7,12-Dimethylbenz[alpha]anthracene increases cell proliferation and invasion through induction of Wnt/beta-catenin signaling and EMT process

Abstract

7,12-Dimethylbenz[alpha]anthracene (DMBA) is a hazardous component present in polluted environments. DMBA has been used as an experimental tool for in vivo tumor formation owing to its carcinogenic effects, but the detailed molecular mechanism of DMBA has not been fully established. To comprehend the carcinogenic mechanism of DMBA, we explored its effects in the breast cancer cell lines, MCF-7 and MDA-MB-231, and the cervical cancer cell line, HeLa. Cell viability assay and measurement of a proliferation marker showed that DMBA markedly increased cancer cell proliferation. Furthermore, morphological observations and wound healing assays in nontumorigenic MCF-10A cells and trans-well invasion assays in cancer cells following DMBA treatment revealed that DMBA induced cell migration and invasion. To reveal the molecular mechanism of DMBA, we investigated the effects of DMBA on the epithelial-mesenchymal transition (EMT) process and Wnt/-catenin signaling, a critical pathway for cell proliferation that was reported to correlate with the EMT process, by using quantitative RT-PCR (qPCR), western blot analysis, and confocal microscopy.

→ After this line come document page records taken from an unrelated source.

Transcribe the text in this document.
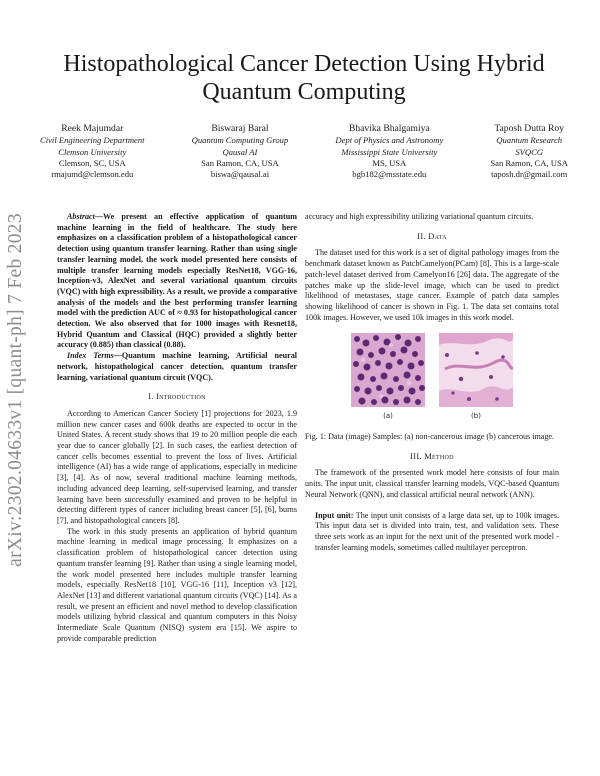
arXiv:2302.04633v1 [quant-ph] 7 Feb 2023
Histopathological Cancer Detection Using Hybrid Quantum Computing
Reek Majumdar
Civil Engineering Department
Clemson University
Clemson, SC, USA
rmajumd@clemson.edu
Biswaraj Baral
Quantum Computing Group
Qausal AI
San Ramon, CA, USA
biswa@qausal.ai
Bhavika Bhalgamiya
Dept of Physics and Astronomy
Mississippi State University
MS, USA
bgb182@msstate.edu
Taposh Dutta Roy
Quantum Research
SVQCG
San Ramon, CA, USA
taposh.dr@gmail.com

Abstract—We present an effective application of quantum machine learning in the field of healthcare. The study here emphasizes on a classification problem of a histopathological cancer detection using quantum transfer learning. Rather than using single transfer learning model, the work model presented here consists of multiple transfer learning models especially ResNet18, VGG-16, Inception-v3, AlexNet and several variational quantum circuits (VQC) with high expressibility. As a result, we provide a comparative analysis of the models and the best performing transfer learning model with the prediction AUC of ≈ 0.93 for histopathological cancer detection. We also observed that for 1000 images with Resnet18, Hybrid Quantum and Classical (HQC) provided a slightly better accuracy (0.885) than classical (0.88).

Index Terms—Quantum machine learning, Artificial neural network, histopathological cancer detection, quantum transfer learning, variational quantum circuit (VQC).

I. Introduction

According to American Cancer Society [1] projections for 2023, 1.9 million new cancer cases and 600k deaths are expected to occur in the United States. A recent study shows that 19 to 20 million people die each year due to cancer globally [2]. In such cases, the earliest detection of cancer cells becomes essential to prevent the loss of lives. Artificial intelligence (AI) has a wide range of applications, especially in medicine [3], [4]. As of now, several traditional machine learning methods, including advanced deep learning, self-supervised learning, and transfer learning have been successfully examined and proven to be helpful in detecting different types of cancer including breast cancer [5], [6], burns [7], and histopathological cancers [8].

The work in this study presents an application of hybrid quantum machine learning in medical image processing. It emphasizes on a classification problem of histopathological cancer detection using quantum transfer learning [9]. Rather than using a single learning model, the work model presented here includes multiple transfer learning models, especially ResNet18 [10], VGG-16 [11], Inception v3 [12], AlexNet [13] and different variational quantum circuits (VQC) [14]. As a result, we present an efficient and novel method to develop classification models utilizing hybrid classical and quantum computers in this Noisy Intermediate Scale Quantum (NISQ) system era [15]. We aspire to provide comparable prediction

accuracy and high expressibility utilizing variational quantum circuits.

II. Data

The dataset used for this work is a set of digital pathology images from the benchmark dataset known as PatchCamelyon(PCam) [8]. This is a large-scale patch-level dataset derived from Camelyon16 [26] data. The aggregate of the patches make up the slide-level image, which can be used to predict likelihood of metastases, stage cancer. Example of patch data samples showing likelihood of cancer is shown in Fig. 1. The data set contains total 100k images. However, we used 10k images in this work model.

(a)	(b)

Fig. 1: Data (image) Samples: (a) non-cancerous image (b) cancerous image.

III. Method

The framework of the presented work model here consists of four main units. The input unit, classical transfer learning models, VQC-based Quantum Neural Network (QNN), and classical artificial neural network (ANN).

Input unit: The input unit consists of a large data set, up to 100k images. This input data set is divided into train, test, and validation sets. These three sets work as an input for the next unit of the presented work model - transfer learning models, sometimes called multilayer perceptron.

Consequently, we found that DMBA increased cancer cell proliferation and invasion through the promotion of EMT-inducing factors and -catenin. Especially, it was revealed in promoter activity assay using mutated luciferase vectors on transcription factor-binding sites that TWIST1 is promoted by DMBA through induction of STAT3-mediated promoter activation. To further elucidate the detailed mechanism of DMBA, we aimed to identify the key regulator of its carcinogenic action. DMBA was shown to significantly upregulate the expression of specificity protein 1 (Sp1), a transcription factor, and the carcinogenic effects of DMBA were blocked via the suppression or interruption of Sp1 activity. In conclusion, our data suggested that DMBA induced carcinogenic effects through activation of Wnt/-catenin signaling and the EMT process by upregulating Sp1 activity.